The group also interweave the story of the real Pakistani compound with that of two other identical houses – the reconstruction of that compound used as a US Navy SEAL training facility, and the set of Zero Dark Thirty, the film that told the story of the mission. Action skips between the three, and often the projected live footage is overlaid with gun sights and computer readouts, further enhancing the sense of unreality, of war-as-video-game.
There’s a lot of geekery involved, and the trio often send this up for comic effect. The famous “Tears in Rain” speech from Bladerunner gets nerdily paraphrased, presumably as much for the creators’ amusement as the audience’s, and they take a pop at themselves for being 40 somethings playing with toy soldiers, even though you know they’re secretly proud of it.

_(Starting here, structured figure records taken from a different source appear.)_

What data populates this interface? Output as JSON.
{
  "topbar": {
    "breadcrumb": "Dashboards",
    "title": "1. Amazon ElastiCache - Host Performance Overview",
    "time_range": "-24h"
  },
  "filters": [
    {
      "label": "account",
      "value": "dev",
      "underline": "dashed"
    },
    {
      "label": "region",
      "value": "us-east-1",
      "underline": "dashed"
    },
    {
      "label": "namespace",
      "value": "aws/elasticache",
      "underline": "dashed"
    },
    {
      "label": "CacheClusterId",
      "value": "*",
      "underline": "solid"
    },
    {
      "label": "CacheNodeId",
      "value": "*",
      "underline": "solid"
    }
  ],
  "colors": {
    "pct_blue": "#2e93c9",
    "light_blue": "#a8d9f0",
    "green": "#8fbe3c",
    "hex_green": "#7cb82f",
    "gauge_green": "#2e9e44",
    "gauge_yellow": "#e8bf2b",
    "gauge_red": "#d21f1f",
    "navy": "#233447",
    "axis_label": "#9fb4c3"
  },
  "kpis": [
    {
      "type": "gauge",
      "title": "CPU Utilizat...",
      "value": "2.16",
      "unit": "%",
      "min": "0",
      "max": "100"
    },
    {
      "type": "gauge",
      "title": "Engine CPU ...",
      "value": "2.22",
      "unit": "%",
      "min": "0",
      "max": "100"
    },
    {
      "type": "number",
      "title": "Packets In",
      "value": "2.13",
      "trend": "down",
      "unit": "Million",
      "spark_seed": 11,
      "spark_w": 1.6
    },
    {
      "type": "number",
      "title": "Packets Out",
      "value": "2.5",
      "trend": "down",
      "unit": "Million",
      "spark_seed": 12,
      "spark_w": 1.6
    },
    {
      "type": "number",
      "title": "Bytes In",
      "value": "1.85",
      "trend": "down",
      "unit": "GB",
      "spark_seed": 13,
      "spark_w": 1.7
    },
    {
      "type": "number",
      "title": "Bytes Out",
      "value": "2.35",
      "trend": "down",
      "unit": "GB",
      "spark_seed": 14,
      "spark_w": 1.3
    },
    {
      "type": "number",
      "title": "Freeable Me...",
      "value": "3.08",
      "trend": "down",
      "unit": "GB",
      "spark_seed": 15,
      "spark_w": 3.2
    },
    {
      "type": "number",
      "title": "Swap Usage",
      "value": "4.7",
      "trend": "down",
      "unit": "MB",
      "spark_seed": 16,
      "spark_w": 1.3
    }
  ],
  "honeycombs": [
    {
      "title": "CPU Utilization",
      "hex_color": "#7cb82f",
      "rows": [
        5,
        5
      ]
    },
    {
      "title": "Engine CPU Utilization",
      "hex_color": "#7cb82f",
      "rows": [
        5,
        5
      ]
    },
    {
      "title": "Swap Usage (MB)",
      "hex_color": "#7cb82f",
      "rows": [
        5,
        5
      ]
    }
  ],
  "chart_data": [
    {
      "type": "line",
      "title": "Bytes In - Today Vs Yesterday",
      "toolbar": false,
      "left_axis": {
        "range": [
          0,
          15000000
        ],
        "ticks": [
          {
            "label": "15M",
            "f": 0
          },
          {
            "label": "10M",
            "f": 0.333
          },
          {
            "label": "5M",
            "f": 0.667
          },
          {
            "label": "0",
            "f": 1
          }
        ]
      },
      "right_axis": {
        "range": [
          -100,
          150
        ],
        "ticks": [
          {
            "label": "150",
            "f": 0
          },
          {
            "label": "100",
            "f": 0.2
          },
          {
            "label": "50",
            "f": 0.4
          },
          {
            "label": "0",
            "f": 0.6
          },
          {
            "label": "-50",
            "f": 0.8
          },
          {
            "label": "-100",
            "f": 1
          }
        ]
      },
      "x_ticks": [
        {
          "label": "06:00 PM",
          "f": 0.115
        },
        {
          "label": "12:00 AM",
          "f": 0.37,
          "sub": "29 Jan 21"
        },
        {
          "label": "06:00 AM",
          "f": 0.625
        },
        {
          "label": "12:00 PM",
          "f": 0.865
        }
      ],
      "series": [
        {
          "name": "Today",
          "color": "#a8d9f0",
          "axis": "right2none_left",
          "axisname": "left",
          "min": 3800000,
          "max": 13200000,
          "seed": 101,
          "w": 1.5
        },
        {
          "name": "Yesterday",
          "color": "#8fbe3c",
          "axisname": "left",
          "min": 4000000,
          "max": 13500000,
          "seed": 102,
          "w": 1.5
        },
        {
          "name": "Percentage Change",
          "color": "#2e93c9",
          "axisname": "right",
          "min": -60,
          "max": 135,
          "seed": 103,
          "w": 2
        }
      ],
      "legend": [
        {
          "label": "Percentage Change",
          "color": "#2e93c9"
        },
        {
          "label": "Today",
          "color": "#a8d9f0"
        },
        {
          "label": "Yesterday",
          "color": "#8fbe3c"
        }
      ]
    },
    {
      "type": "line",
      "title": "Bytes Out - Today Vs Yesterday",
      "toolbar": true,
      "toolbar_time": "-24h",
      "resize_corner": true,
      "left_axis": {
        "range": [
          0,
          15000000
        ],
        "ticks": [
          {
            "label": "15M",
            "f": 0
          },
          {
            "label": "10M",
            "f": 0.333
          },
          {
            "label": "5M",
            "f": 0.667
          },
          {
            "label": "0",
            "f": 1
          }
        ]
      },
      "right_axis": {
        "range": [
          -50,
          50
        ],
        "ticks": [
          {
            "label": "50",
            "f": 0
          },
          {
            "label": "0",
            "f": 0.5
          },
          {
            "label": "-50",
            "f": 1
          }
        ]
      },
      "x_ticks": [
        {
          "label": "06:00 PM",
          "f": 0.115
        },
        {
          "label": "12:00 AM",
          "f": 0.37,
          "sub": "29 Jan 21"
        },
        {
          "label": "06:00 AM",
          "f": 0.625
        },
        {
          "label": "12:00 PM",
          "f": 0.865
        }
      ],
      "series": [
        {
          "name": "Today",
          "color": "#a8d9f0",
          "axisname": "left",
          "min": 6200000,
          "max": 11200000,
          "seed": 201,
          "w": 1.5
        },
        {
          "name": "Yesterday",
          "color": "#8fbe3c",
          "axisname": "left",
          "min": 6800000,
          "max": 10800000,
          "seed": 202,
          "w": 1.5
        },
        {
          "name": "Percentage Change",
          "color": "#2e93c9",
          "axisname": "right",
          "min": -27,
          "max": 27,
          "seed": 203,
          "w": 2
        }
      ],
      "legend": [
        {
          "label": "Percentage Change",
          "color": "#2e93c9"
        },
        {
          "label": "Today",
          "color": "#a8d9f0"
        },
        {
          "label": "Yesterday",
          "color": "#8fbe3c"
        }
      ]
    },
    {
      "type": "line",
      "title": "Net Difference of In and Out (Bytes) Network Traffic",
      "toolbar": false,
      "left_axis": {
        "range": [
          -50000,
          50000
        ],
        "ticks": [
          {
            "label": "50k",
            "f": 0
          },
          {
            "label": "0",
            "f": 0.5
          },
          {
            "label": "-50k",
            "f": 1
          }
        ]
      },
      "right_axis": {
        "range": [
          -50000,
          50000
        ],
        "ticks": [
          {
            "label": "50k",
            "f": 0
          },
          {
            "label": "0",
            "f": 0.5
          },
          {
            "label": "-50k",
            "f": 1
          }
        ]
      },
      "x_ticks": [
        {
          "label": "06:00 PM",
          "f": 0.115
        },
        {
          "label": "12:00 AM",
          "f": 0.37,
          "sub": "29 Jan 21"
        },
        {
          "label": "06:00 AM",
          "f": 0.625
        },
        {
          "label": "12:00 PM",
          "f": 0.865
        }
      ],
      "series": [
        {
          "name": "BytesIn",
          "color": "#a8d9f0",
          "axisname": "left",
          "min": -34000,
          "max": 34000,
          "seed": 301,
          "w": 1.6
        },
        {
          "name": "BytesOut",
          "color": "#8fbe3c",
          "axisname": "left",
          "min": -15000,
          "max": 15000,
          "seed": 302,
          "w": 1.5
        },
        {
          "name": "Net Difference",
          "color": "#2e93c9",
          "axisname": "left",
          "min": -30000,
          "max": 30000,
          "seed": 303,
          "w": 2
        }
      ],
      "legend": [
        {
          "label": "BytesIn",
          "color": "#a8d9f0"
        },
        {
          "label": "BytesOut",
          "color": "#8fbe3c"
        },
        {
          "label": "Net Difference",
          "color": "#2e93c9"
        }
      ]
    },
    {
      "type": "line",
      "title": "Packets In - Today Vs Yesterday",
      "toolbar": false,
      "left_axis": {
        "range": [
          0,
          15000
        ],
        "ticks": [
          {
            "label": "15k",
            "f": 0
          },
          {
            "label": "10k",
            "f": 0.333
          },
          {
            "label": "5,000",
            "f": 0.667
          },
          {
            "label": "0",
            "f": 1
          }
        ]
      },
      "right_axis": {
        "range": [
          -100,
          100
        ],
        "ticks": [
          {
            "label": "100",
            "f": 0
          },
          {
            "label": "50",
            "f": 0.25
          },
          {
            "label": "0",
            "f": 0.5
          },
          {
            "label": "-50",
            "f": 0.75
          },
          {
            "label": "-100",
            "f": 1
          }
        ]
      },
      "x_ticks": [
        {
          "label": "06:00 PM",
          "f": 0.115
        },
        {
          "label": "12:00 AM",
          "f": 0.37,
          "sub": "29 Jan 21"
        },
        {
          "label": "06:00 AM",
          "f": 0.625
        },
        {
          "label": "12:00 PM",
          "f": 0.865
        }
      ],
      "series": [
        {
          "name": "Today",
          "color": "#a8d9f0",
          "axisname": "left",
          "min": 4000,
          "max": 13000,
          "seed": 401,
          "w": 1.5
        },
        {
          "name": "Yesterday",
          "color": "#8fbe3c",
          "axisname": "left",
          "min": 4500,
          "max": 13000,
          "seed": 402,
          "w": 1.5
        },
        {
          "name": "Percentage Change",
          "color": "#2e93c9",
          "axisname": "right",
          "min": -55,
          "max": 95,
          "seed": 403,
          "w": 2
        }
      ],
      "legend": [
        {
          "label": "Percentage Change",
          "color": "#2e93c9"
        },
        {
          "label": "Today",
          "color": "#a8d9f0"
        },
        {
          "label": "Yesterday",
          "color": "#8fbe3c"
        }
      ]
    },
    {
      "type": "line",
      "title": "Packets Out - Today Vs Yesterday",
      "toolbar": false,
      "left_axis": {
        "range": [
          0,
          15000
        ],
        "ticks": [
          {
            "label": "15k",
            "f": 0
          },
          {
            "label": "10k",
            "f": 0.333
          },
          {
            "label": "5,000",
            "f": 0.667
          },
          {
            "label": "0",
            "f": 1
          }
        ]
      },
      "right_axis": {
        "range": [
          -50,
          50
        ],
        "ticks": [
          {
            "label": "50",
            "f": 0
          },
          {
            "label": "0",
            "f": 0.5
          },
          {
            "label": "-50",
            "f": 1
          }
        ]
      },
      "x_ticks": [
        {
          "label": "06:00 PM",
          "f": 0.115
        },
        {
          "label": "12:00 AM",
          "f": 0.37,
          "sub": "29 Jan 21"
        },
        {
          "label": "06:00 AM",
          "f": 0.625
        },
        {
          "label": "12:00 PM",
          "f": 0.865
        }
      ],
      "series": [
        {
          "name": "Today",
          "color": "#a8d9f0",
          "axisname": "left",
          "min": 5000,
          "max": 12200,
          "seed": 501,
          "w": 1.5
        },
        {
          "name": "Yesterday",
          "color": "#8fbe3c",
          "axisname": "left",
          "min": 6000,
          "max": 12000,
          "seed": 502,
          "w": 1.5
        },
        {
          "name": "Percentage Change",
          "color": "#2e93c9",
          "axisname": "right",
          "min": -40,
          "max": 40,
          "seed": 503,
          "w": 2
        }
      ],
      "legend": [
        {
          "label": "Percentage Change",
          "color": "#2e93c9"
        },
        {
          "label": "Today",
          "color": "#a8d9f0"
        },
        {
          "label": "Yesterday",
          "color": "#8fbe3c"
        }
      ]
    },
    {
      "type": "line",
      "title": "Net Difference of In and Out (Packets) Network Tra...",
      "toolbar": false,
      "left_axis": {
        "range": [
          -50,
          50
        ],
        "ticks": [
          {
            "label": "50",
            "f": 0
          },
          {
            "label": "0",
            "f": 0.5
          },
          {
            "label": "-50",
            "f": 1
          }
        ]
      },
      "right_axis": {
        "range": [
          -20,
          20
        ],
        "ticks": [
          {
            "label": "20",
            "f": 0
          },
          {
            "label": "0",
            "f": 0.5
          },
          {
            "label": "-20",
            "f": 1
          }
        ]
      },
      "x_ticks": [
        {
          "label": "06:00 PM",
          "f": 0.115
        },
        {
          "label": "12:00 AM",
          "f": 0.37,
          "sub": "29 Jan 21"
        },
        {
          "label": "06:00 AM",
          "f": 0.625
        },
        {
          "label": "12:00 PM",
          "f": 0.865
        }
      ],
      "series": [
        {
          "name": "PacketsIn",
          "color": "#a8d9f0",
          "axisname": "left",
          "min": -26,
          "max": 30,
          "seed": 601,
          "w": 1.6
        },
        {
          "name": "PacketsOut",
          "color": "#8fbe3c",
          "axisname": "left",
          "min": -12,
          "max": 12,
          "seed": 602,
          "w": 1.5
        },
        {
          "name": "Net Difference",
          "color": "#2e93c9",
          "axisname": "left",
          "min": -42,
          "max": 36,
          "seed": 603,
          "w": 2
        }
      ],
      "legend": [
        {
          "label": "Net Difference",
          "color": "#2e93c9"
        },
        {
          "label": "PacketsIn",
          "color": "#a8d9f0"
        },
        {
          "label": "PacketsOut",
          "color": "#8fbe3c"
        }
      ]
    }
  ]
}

The only time they take this too far is when five cowgirls join them on stage for a Take That line dancing routine. The reason? The SEAL who wrote his memoir about the mission had the pen name Mark Owen. The scene’s OK in itself, but a tenuous and unnecessary disruption to the tone here.
That aside, A House in Asia makes for a clever take on an unsavoury chapter of history, and never gets too polemical. Rather than ranting, or worse, glorifying, it eases us into our own thoughts via intricate and visually compelling wee tableaux. The key figure throughout is a white-hatted cowboy who appears several times both in miniature, and in flesh and blood, played by one of the company. He voices his thoughts – weary and conflicted, and certainly not as gung-ho as his brothers-in-arms. By the time we leave, we may well share his ambivalence about where this leaves the world.